Sure, the Optimus G is a great phone, but wouldn’t it be better with one of LG’s new 5-inch 1080p displays? Today, Japanese carrier NTT Docomo is unveiling the Optimus G Pro, a bigger, beefier device that aims to compete with the new crop of HD phones from the likes of Sony and HTC. And on the surface, it's an improvement. The bigger screen has a much higher pixel density (440 ppi) than the old 4.7-incher (312 ppi), and it's impressively bright and sharp. That said, the display is no longer the standout feature that it would have been just a month or two ago, and by the time the Optimus G Pro launches there will be plenty of other options on the market if huge, high-res screens are your thing.
The new phone also feels substantially bigger than the original Optimus G. It measures 10mm thick — only 1.5mm or so thicker — but the generously beveled edges make it feel even bulkier, especially compared with the sharp edges of its predecessor.
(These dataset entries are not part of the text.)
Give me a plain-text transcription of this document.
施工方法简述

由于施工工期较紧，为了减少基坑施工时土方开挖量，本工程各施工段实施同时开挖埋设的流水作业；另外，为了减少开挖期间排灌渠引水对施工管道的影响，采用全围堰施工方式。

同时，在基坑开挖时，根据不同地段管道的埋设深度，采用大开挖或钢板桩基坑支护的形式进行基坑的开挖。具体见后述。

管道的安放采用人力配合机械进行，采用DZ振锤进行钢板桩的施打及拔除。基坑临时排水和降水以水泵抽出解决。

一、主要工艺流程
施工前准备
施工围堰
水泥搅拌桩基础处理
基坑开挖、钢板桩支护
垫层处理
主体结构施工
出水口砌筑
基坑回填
It's also more than 2mm thicker than the otherwise identically-sized Xperia Z. The difference is mostly due to the bigger battery — 3,000mAh, up from 2,100mAh in the Optimus G — and it makes the new phone about 15 grams heavier than the original, as well. Open it up, and the Pro is powered by a 1.7GHz quad-core Snapdragon Pro processor, which, along with the alotted 2GB of RAM, makes Android 4.1 feel as smooth and responsive as you’d expect. It’s also worth noting that unlike the Xperia Z, the Optimus G Pro isn’t waterproof, a rarity for a phone on Docomo, and it adds a physical home button in lieu of the purely capacitive buttons on the original G.
Widget-like applications that persist on the top UI layer, above whatever main app is running
There are some interesting software tricks on the new device, as well. The first is something that LG calls Slide Apps, which are essentially the same thing as Sony’s Small Apps — widget-like applications like a calendar or calculator that persist on the top UI layer, above whatever main app is currently running. The apps function perfectly well, but we think the utility is going to be limited by the screen real estate — it’s a big phone, but it’s still a phone. The second standout software feature is a new video-recording mode called Dual Video, which lets you record a picture-in-picture view from the front and rear cameras simultaneously. The two videos can’t be saved off to separate files, although the smaller window can be positioned anywhere onscreen before or during shooting. Otherwise, the 13-megapixel camera feels a little sluggish compared to recent offerings from the likes of Apple and Samsung.
Like most of the phones we got to see today, the Optimus G Pro will be coming to NTT Docomo in April. So far there have been no plans announced for a wider release, but we wouldn’t be surprised to see it make an appearance at Mobile World Congress in Barcelona next month.
Update: LG has also confirmed that a 5.5-inch version of the Optimus G Pro exists, though it appears that the bigger model will be exclusive to LG's home market of Korea.